Lopata Hall, Room 101
Low-dimensional Manifold Models for Image Registration and Bayesian Statistical Shape Analysis
Investigating clinical hypotheses of diseases and their potential therapeutic implications based on large medical image collections is an important research area in medical imaging. Medical images provide insights about anatomical changes caused by diseases without harmful side effects; hence is critical to disease diagnosis and treatment planning. Characterization and quantification of the anatomical changes poses computational and statistical challenges due to the high-dimensional and nonlinear nature of the data, as well as a vast number of unknown model parameters. In this talk, I will present efficient, robust, and reliable methods to address these problems. My approach entails developing a low-dimensional shape descriptor to represent anatomical changes in large-scale image data sets, and novel Bayesian machine learning methods for analyzing the intrinsic variability of high-dimensional manifold-valued data with automatic dimensionality reduction and parameter estimation. The potential practical applications of this work beyond medical imaging include machine learning, computer vision, and computer graphics.

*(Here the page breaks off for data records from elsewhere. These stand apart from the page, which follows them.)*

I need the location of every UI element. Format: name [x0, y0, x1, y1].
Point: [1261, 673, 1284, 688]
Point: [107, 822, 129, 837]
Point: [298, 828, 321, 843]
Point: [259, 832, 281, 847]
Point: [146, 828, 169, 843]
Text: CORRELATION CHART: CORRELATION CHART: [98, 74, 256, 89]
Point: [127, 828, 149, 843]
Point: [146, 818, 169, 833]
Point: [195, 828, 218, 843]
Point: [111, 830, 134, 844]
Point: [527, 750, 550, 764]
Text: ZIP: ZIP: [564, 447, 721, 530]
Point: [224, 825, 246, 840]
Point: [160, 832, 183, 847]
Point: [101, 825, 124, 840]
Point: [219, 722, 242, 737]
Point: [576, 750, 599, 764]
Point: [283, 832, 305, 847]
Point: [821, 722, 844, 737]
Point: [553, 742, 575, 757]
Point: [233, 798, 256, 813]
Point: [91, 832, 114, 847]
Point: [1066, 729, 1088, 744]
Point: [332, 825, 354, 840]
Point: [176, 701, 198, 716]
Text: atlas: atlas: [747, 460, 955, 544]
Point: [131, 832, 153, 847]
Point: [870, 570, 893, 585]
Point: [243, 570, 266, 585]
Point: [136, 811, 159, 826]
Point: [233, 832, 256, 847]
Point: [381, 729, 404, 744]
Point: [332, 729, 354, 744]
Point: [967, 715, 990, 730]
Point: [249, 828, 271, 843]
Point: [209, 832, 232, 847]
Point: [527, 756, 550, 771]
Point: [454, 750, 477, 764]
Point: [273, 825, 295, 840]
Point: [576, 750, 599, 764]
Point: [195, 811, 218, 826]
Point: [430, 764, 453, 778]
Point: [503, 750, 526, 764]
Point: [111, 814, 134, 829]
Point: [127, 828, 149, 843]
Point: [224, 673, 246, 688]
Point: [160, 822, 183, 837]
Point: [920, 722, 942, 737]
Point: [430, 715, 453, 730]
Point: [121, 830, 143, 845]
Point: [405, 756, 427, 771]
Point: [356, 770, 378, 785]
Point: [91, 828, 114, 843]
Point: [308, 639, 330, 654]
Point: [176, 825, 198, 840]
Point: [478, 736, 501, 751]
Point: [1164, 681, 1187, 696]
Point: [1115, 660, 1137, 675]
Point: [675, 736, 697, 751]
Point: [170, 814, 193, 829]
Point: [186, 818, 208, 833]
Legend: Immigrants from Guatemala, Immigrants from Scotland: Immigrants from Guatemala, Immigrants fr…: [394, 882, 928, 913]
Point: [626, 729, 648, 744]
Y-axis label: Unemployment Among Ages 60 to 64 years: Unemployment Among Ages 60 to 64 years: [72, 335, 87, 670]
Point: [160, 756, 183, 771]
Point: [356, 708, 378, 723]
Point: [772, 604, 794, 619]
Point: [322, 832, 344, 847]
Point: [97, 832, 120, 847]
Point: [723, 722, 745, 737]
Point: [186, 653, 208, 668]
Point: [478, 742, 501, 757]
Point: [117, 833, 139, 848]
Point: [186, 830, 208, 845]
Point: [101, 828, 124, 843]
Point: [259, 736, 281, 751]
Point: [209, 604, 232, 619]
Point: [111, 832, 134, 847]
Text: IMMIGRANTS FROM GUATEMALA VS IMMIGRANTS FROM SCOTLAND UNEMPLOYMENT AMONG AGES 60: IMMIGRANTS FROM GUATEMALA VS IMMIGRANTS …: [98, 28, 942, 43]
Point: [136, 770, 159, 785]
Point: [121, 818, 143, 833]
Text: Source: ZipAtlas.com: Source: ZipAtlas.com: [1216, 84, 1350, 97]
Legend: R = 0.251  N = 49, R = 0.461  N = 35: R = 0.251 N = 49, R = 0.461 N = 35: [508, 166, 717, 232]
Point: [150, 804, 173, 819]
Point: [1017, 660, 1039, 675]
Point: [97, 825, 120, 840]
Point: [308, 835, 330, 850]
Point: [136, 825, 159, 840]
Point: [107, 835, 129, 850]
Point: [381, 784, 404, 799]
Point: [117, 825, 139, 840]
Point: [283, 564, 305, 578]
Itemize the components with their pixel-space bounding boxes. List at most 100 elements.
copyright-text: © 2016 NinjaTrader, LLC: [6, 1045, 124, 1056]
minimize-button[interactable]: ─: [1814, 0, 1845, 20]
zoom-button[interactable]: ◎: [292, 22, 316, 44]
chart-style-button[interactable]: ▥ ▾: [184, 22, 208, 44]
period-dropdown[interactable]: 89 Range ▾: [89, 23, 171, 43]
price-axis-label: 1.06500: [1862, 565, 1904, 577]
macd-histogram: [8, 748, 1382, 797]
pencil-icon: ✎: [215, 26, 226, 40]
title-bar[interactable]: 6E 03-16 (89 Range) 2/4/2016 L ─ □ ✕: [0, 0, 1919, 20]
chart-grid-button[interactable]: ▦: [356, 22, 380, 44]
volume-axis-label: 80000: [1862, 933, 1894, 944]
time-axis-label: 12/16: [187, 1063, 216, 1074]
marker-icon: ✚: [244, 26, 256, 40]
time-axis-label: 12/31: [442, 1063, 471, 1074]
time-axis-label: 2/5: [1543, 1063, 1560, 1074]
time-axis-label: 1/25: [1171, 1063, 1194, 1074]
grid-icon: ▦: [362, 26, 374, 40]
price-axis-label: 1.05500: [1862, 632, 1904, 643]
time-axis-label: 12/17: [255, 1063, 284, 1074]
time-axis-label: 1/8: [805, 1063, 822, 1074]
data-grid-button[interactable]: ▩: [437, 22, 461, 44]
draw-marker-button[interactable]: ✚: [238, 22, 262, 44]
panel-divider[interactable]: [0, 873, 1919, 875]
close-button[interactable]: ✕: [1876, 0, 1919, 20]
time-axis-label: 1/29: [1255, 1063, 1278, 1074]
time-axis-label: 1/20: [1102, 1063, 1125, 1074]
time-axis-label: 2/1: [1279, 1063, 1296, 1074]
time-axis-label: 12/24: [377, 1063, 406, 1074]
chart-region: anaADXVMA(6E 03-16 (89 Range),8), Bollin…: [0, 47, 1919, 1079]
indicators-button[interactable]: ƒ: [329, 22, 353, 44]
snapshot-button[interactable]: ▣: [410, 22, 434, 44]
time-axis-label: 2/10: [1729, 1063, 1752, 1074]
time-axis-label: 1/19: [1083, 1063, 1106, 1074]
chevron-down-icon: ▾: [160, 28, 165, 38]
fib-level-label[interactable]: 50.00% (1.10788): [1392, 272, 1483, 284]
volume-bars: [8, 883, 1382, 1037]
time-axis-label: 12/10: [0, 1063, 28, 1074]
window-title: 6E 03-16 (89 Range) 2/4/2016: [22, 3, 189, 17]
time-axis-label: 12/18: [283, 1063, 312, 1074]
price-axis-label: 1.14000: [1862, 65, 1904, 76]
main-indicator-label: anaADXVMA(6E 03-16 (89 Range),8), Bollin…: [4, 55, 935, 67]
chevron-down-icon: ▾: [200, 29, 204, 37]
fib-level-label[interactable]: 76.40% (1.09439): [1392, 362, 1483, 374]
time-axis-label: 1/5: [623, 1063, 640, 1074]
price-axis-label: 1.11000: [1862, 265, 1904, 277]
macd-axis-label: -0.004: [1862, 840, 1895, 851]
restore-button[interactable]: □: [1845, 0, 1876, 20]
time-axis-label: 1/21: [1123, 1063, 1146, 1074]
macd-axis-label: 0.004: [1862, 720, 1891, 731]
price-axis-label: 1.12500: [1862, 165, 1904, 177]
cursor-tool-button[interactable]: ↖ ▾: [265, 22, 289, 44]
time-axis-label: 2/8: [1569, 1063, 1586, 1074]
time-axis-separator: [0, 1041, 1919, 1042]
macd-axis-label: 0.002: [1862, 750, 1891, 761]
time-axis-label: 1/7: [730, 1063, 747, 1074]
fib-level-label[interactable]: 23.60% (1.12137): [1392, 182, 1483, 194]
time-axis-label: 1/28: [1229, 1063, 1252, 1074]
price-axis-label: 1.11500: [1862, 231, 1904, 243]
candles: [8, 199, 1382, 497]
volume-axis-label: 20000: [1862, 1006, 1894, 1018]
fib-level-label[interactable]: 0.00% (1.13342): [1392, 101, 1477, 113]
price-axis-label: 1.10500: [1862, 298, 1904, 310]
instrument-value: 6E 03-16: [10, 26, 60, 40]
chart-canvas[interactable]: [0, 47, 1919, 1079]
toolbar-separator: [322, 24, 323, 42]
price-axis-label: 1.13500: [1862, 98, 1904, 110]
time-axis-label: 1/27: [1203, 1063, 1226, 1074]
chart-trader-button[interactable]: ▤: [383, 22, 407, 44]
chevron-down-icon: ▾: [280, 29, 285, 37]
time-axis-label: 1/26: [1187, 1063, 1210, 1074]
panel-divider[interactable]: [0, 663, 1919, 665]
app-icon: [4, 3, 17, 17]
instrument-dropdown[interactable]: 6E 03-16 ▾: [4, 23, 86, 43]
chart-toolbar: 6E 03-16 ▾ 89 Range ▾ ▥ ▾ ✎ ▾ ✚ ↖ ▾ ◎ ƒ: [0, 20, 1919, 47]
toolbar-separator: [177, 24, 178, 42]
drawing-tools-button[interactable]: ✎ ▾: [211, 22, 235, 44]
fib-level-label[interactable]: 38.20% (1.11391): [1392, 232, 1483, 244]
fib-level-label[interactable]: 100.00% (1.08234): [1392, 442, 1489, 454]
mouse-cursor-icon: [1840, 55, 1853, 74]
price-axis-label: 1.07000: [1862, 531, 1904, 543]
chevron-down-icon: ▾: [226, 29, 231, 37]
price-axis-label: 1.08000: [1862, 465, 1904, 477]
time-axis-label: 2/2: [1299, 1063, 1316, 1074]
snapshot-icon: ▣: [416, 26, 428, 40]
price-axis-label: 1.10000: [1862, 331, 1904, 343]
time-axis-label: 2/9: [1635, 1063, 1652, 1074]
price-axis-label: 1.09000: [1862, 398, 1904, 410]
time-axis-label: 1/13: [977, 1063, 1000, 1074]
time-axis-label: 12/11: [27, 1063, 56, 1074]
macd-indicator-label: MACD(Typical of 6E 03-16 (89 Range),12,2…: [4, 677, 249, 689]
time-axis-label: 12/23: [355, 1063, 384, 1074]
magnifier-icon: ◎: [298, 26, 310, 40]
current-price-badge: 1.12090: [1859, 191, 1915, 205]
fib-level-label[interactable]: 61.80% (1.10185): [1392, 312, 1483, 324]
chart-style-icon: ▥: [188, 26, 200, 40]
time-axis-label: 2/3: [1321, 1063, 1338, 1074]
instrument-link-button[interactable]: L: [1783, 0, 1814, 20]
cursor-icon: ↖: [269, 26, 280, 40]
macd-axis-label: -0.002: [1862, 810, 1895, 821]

Miaomiao Zhang is an assistant professor in the Department of Computer Science and Engineering at Lehigh University. Her research work focuses on developing novel models at the intersection of statistics, mathematics, and computer engineering in the field of medical and biological imaging. Before joining Lehigh University, Miaomiao completed her Ph.D. degree in Computer Science at University of Utah. After that, she was a postdoctoral associate at Computer Science and Artificial Intelligence Laboratory, Massachusetts Institute of Technology. She received the MICCAI Young Scientist Award 2014 and was a runner-up for the same award at MICCAI 2016.